Stata version 15 includes a new command which you can run after fitting a regression on time series data with regress
. Just by typing estat sbcusum
, you obtain test statistics, critical values at 1, 5 and 10 percent, and a cumulative sum (CUSUM) plot, which shows when, and in what way, the assumption is broken if it is.
A simple example
Let’s take some data on railway reliability in England, and fit a simple regression. You can download the data file here and the do-file here. The data came from the website of the Office of Rail and Road before being cleaned up and combined with mean temperatures for England in each season, from the Met Office archive. Here are the percentages of journeys delayed or cancelled in London and South-east England for each four-week reporting period from 1997 to 2016:
You can see a slow trend that the LOWESS curve picks out: performance got worse, up to about 2003, then got better again, until about 2010, and then got worse again. There’s some sign of seasonality but there are also some large outliers and the percentage, as we might expect, has a skewed distribution. So, one of the first things to do is to calculate a log-transformed version of the dependent variable.

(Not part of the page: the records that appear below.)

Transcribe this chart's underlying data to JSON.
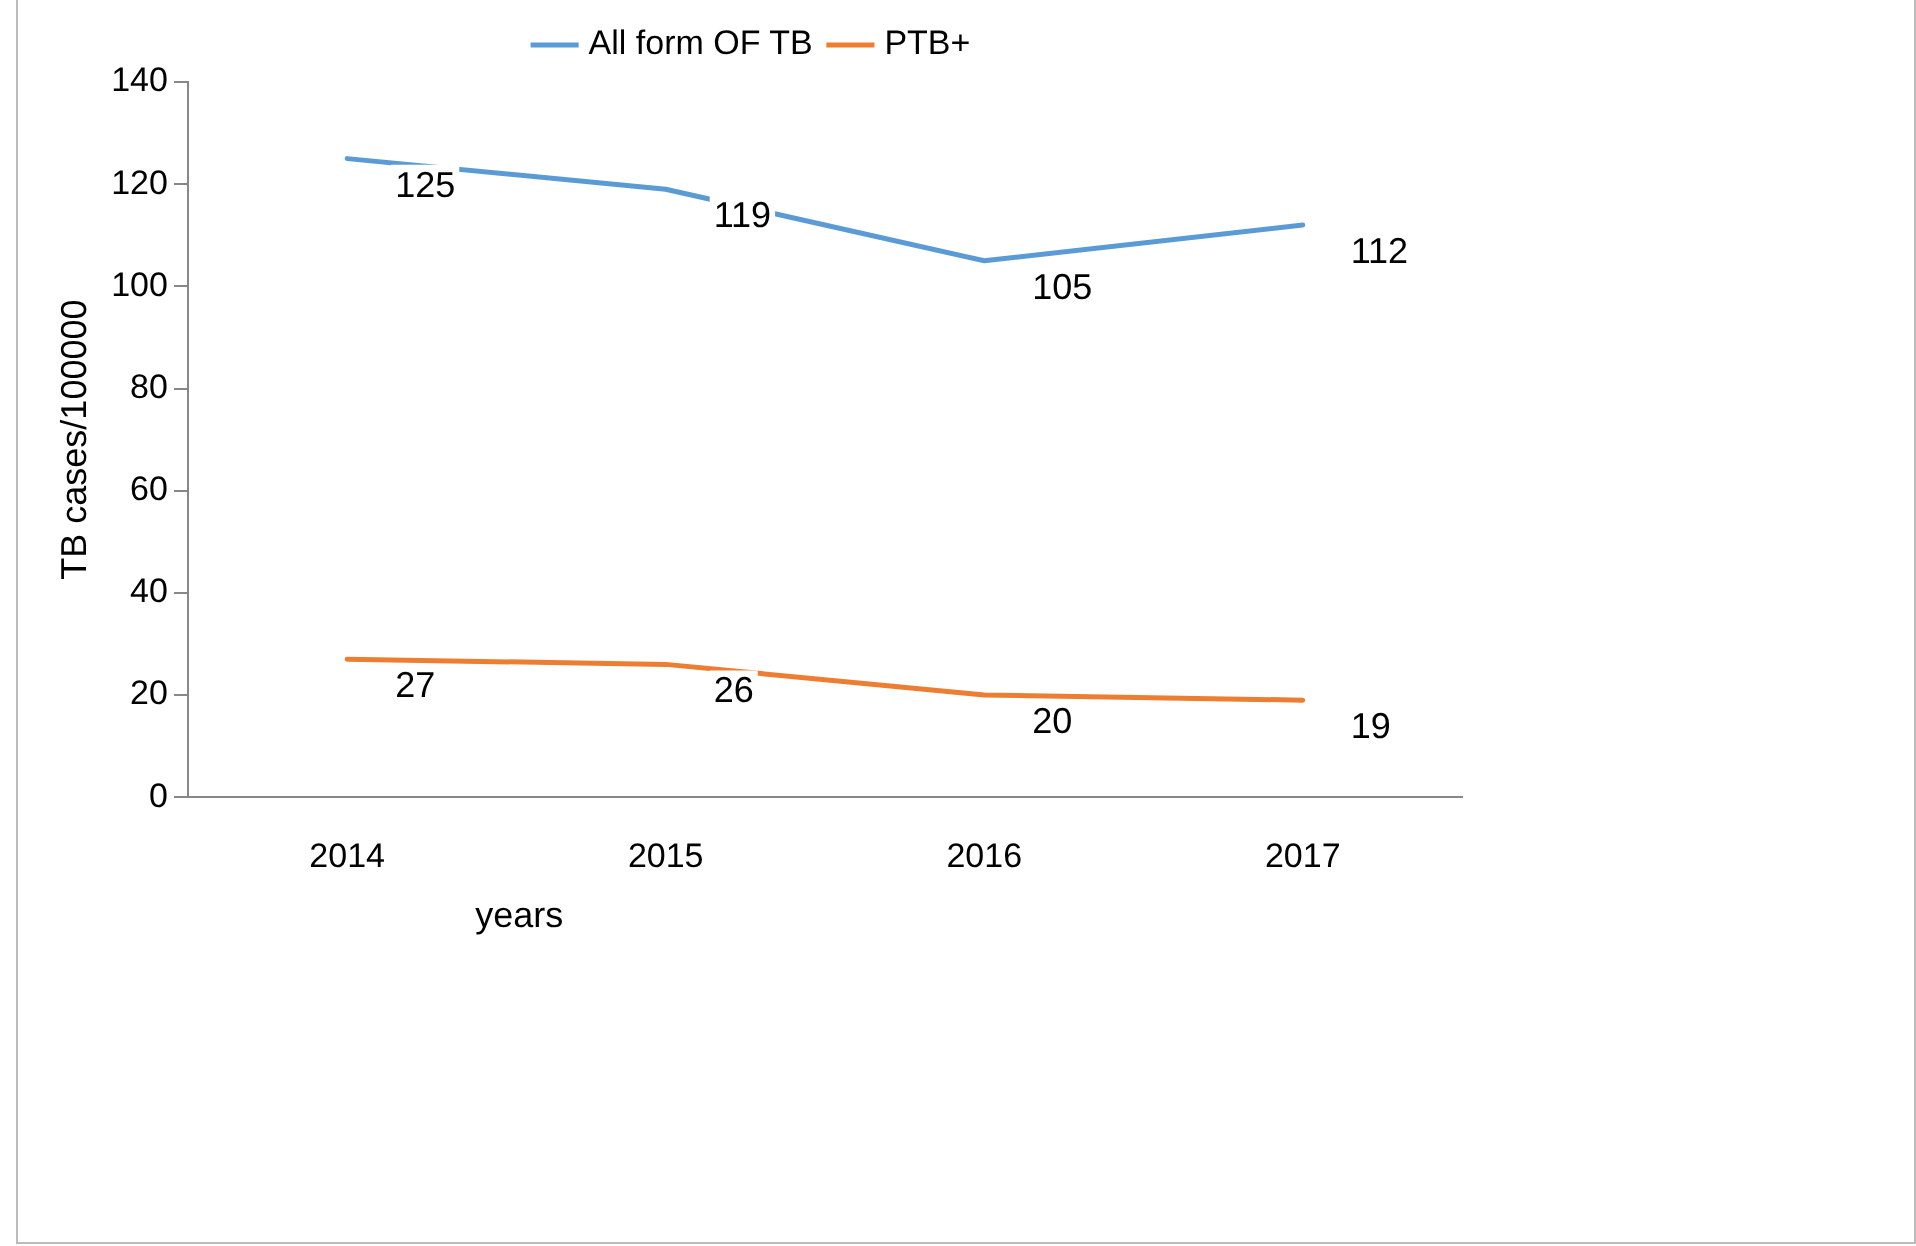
{
  "chart_data": {
    "type": "line",
    "ylabel": "TB cases/100000",
    "xlabel": "years",
    "categories": [
      "2014",
      "2015",
      "2016",
      "2017"
    ],
    "series": [
      {
        "name": "All form OF TB",
        "color": "#5b9bd5",
        "values": [
          125,
          119,
          105,
          112
        ]
      },
      {
        "name": "PTB+",
        "color": "#ed7d31",
        "values": [
          27,
          26,
          20,
          19
        ]
      }
    ],
    "ylim": [
      0,
      140
    ],
    "yticks": [
      0,
      20,
      40,
      60,
      80,
      100,
      120,
      140
    ],
    "grid": false,
    "legend": "top",
    "marker": "none",
    "line_style": "solid",
    "data_labels": true
  }
}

generate logdelay = ln(london_se)
Next, we declare our data to be time series, and use the variable reporting_period
as the time variable. Bear in mind that there are thirteen of the four-week reporting periods in each year, and that the years are actually financial years, starting on 6 April and ending on 5 April (this is to do with the British tax system).
tsset reporting_period
Our regression model will account for one period of autoregression, plus the influence of mean temperature. Given that the temperature is averaged across all of England, but the dependent variable is specific to one region, and that the temperature is known for 4 seasons in each year, we might expect it to have a weak effect at best. This is the model-fitting command:
regress logdelay temp L.london_se
Then, when we run estat sbcusum
, we get this output and graph:
There is a strong autoregression effect, and a weaker but still significant temperature effect (lower temperatures are associated with more delays).

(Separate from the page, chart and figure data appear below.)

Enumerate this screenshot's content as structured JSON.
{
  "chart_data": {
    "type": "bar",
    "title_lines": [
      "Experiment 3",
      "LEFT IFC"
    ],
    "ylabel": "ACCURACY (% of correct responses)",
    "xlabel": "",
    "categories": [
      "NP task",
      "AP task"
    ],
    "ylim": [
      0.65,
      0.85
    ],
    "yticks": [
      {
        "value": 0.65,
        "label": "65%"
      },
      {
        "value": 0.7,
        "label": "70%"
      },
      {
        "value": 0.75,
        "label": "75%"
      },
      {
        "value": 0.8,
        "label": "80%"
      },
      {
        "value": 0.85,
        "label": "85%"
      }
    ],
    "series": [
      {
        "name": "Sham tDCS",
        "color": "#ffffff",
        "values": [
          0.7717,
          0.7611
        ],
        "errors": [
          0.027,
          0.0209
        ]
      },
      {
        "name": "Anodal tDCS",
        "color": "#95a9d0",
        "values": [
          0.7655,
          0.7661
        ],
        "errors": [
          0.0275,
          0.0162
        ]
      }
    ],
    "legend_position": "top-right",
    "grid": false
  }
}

We can see something is wrong because the test statistic is larger than the 1% critical value, and the CUSUM curve extends outside the confidence bands in the plot. The plot also helps us see when this happens, around reporting period 80, which is early 2003 — the same time that we already knew seemed to be a turning point in the long term trend. Also, the CUSUM curve, which we would like to be fairly flat and all contained inside the confidence bands, suddenly, after a promising start, veers upwards from reporting period 50 onwards, which corresponds to the largest spike in the time series, when speed limits were imposed across England following three train crashes. So, the test makes sense in light of the data.
Why is this helpful?
Apart from simply telling us that our simple model is not quite right, it also directs us to when it goes wrong, and in what way. We can look at what we know about the data and the questions we are asking, and revise the model in a sensible way (not just over-fitting).

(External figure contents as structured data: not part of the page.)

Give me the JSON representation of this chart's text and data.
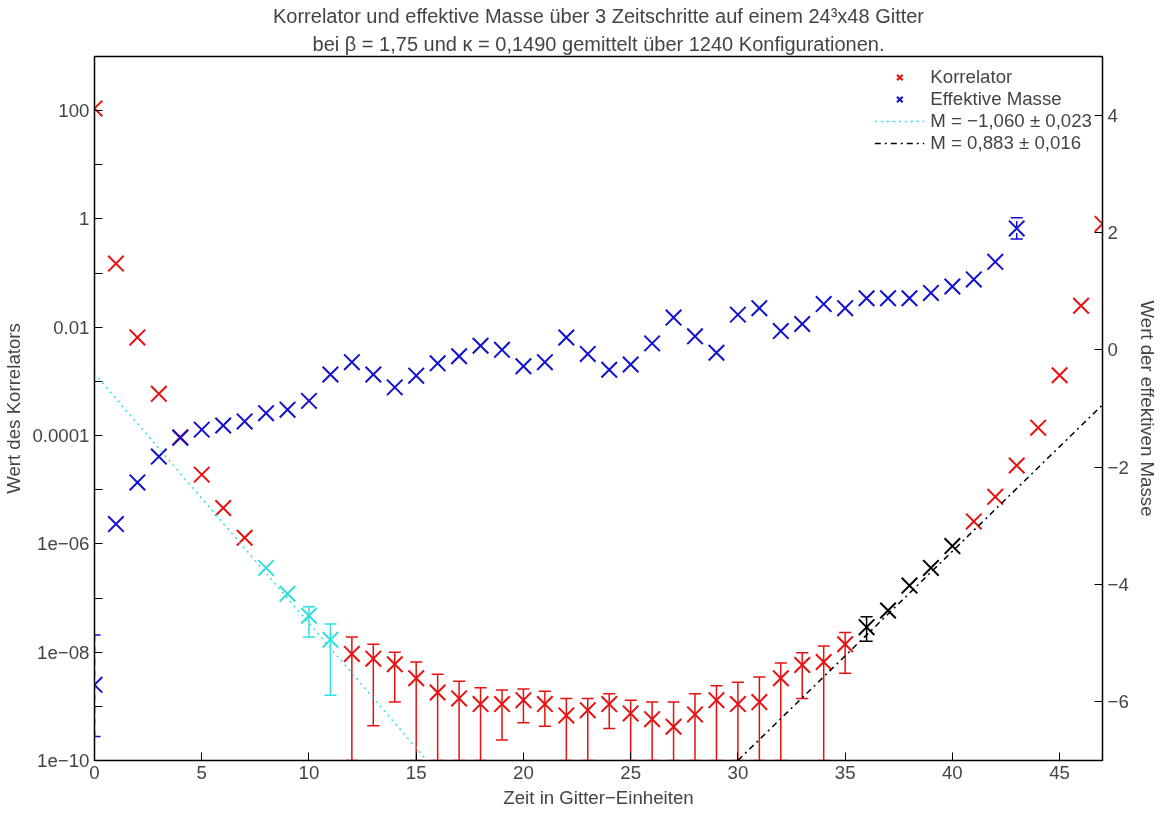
{
  "chart_data": {
    "type": "scatter",
    "title": "Korrelator und effektive Masse über 3 Zeitschritte auf einem 24³x48 Gitter",
    "subtitle": "bei β = 1,75 und κ = 0,1490 gemittelt über 1240 Konfigurationen.",
    "xlabel": "Zeit in Gitter−Einheiten",
    "ylabel": "Wert des Korrelators",
    "y2label": "Wert der effektiven Masse",
    "log": "y",
    "grid": false,
    "legend": "top right",
    "marker": "cross",
    "xlim": [
      0,
      47
    ],
    "xticks": [
      0,
      5,
      10,
      15,
      20,
      25,
      30,
      35,
      40,
      45
    ],
    "ylim": [
      1e-10,
      1000
    ],
    "yticks": [
      {
        "value": 1e-10,
        "label": "1e−10"
      },
      {
        "value": 1e-09,
        "label": null
      },
      {
        "value": 1e-08,
        "label": "1e−08"
      },
      {
        "value": 1e-07,
        "label": null
      },
      {
        "value": 1e-06,
        "label": "1e−06"
      },
      {
        "value": 1e-05,
        "label": null
      },
      {
        "value": 0.0001,
        "label": "0.0001"
      },
      {
        "value": 0.001,
        "label": null
      },
      {
        "value": 0.01,
        "label": "0.01"
      },
      {
        "value": 0.1,
        "label": null
      },
      {
        "value": 1,
        "label": "1"
      },
      {
        "value": 10,
        "label": null
      },
      {
        "value": 100,
        "label": "100"
      }
    ],
    "y2lim": [
      -7,
      5
    ],
    "y2ticks": [
      {
        "value": -6,
        "label": "−6"
      },
      {
        "value": -4,
        "label": "−4"
      },
      {
        "value": -2,
        "label": "−2"
      },
      0,
      2,
      4
    ],
    "x": [
      0,
      1,
      2,
      3,
      4,
      5,
      6,
      7,
      8,
      9,
      10,
      11,
      12,
      13,
      14,
      15,
      16,
      17,
      18,
      19,
      20,
      21,
      22,
      23,
      24,
      25,
      26,
      27,
      28,
      29,
      30,
      31,
      32,
      33,
      34,
      35,
      36,
      37,
      38,
      39,
      40,
      41,
      42,
      43,
      44,
      45,
      46,
      47
    ],
    "series": [
      {
        "name": "Korrelator",
        "color": "#e81010",
        "values": [
          110,
          0.15,
          0.0065,
          0.00059,
          9.3e-05,
          1.9e-05,
          4.6e-06,
          1.3e-06,
          3.6e-07,
          1.2e-07,
          4.7e-08,
          1.7e-08,
          9.3e-09,
          7.6e-09,
          6e-09,
          3.3e-09,
          1.8e-09,
          1.4e-09,
          1.1e-09,
          1.1e-09,
          1.3e-09,
          1.1e-09,
          6.8e-10,
          8.5e-10,
          1.1e-09,
          7.4e-10,
          5.8e-10,
          4.2e-10,
          7.1e-10,
          1.3e-09,
          1.1e-09,
          1.2e-09,
          3.3e-09,
          5.8e-09,
          6.6e-09,
          1.4e-08,
          2.9e-08,
          5.9e-08,
          1.7e-07,
          3.6e-07,
          9.1e-07,
          2.6e-06,
          7.4e-06,
          2.8e-05,
          0.00014,
          0.0013,
          0.025,
          0.81
        ],
        "colors": [
          "#e81010",
          "#e81010",
          "#e81010",
          "#e81010",
          "#e81010",
          "#e81010",
          "#e81010",
          "#e81010",
          "#33dede",
          "#33dede",
          "#33dede",
          "#33dede",
          "#e81010",
          "#e81010",
          "#e81010",
          "#e81010",
          "#e81010",
          "#e81010",
          "#e81010",
          "#e81010",
          "#e81010",
          "#e81010",
          "#e81010",
          "#e81010",
          "#e81010",
          "#e81010",
          "#e81010",
          "#e81010",
          "#e81010",
          "#e81010",
          "#e81010",
          "#e81010",
          "#e81010",
          "#e81010",
          "#e81010",
          "#e81010",
          "#000000",
          "#000000",
          "#000000",
          "#000000",
          "#000000",
          "#e81010",
          "#e81010",
          "#e81010",
          "#e81010",
          "#e81010",
          "#e81010",
          "#e81010"
        ],
        "errors": [
          null,
          null,
          null,
          null,
          null,
          null,
          null,
          null,
          null,
          null,
          [
            1.9e-08,
            6.9e-08
          ],
          [
            1.6e-09,
            3.3e-08
          ],
          [
            1e-10,
            1.9e-08
          ],
          [
            4.4e-10,
            1.4e-08
          ],
          [
            1.2e-09,
            1e-08
          ],
          [
            1e-10,
            6.6e-09
          ],
          [
            1e-10,
            3.9e-09
          ],
          [
            1e-10,
            2.9e-09
          ],
          [
            1e-10,
            2.2e-09
          ],
          [
            2.4e-10,
            2e-09
          ],
          [
            5e-10,
            2.1e-09
          ],
          [
            4.3e-10,
            1.9e-09
          ],
          [
            1e-10,
            1.4e-09
          ],
          [
            1e-10,
            1.4e-09
          ],
          [
            3.9e-10,
            1.7e-09
          ],
          [
            1e-10,
            1.3e-09
          ],
          [
            1e-10,
            1.2e-09
          ],
          [
            1e-10,
            1.2e-09
          ],
          [
            1e-10,
            1.7e-09
          ],
          [
            1e-10,
            2.4e-09
          ],
          [
            1e-10,
            2.8e-09
          ],
          [
            1e-10,
            3.5e-09
          ],
          [
            1e-10,
            6.3e-09
          ],
          [
            1.4e-09,
            9.8e-09
          ],
          [
            1e-10,
            1.3e-08
          ],
          [
            4.1e-09,
            2.3e-08
          ],
          [
            1.6e-08,
            4.5e-08
          ],
          null,
          null,
          null,
          null,
          null,
          null,
          null,
          null,
          null,
          null,
          null
        ]
      },
      {
        "name": "Effektive Masse",
        "axis": "y2",
        "color": "#1010d0",
        "line_style": "dashed",
        "x": [
          0,
          1,
          2,
          3,
          4,
          5,
          6,
          7,
          8,
          9,
          10,
          11,
          12,
          13,
          14,
          15,
          16,
          17,
          18,
          19,
          20,
          21,
          22,
          23,
          24,
          25,
          26,
          27,
          28,
          29,
          30,
          31,
          32,
          33,
          34,
          35,
          36,
          37,
          38,
          39,
          40,
          41,
          42,
          43
        ],
        "values": [
          -5.71,
          -2.97,
          -2.26,
          -1.82,
          -1.5,
          -1.36,
          -1.29,
          -1.22,
          -1.08,
          -1.02,
          -0.87,
          -0.42,
          -0.21,
          -0.42,
          -0.64,
          -0.44,
          -0.23,
          -0.11,
          0.07,
          0.0,
          -0.28,
          -0.21,
          0.21,
          -0.07,
          -0.34,
          -0.25,
          0.11,
          0.55,
          0.23,
          -0.05,
          0.6,
          0.71,
          0.32,
          0.44,
          0.78,
          0.71,
          0.88,
          0.88,
          0.88,
          0.97,
          1.08,
          1.2,
          1.5,
          2.07
        ],
        "errors": [
          [
            -6.59,
            -4.86
          ],
          null,
          null,
          null,
          null,
          null,
          null,
          null,
          null,
          null,
          null,
          null,
          null,
          null,
          null,
          null,
          null,
          null,
          null,
          null,
          null,
          null,
          null,
          null,
          null,
          null,
          null,
          null,
          null,
          null,
          null,
          null,
          null,
          null,
          null,
          null,
          null,
          null,
          null,
          null,
          null,
          null,
          null,
          0.18
        ]
      },
      {
        "name": "M = −1,060 ± 0,023",
        "type": "line",
        "marker": "none",
        "color": "#33dede",
        "line_style": "dotted",
        "x": [
          0,
          15.5
        ],
        "values": [
          0.0014,
          1e-10
        ]
      },
      {
        "name": "M = 0,883 ± 0,016",
        "type": "line",
        "marker": "none",
        "color": "#000000",
        "line_style": "dashdot",
        "x": [
          30,
          47
        ],
        "values": [
          1e-10,
          0.00037
        ]
      }
    ]
  }
}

One thing we can do now is to consider whether it is the temperature coefficient or the lag (autoregression) coefficient that contribute to the departure from stability. We try a model containing only temperature:
Then one containing only the autoregressive effect:
So, temperature seems to be the culprit. Why is this? Without claiming to be any more of an expert on railway matters than any other commuter, there may be a change at around 2001-2003 because autumn leaves used to be blamed for many delays, but around this time, new equipment was deployed to clear the railway lines of these fallen leaves. It is not conclusive, but it does seem that the worst delays each year shift from autumn to winter. Perhaps temperature is more predictive of problems since 2003 because it was masked by other seasonal problems before that. What a lot we can find out from just one test!
Here are the predicted and observed values from our temperature and autorgression model:
Because temperature is a much weaker predictor than the lagged dependent variable, the change around 2001-2003 is not obvious here. It takes a specialised test and plot to identify it.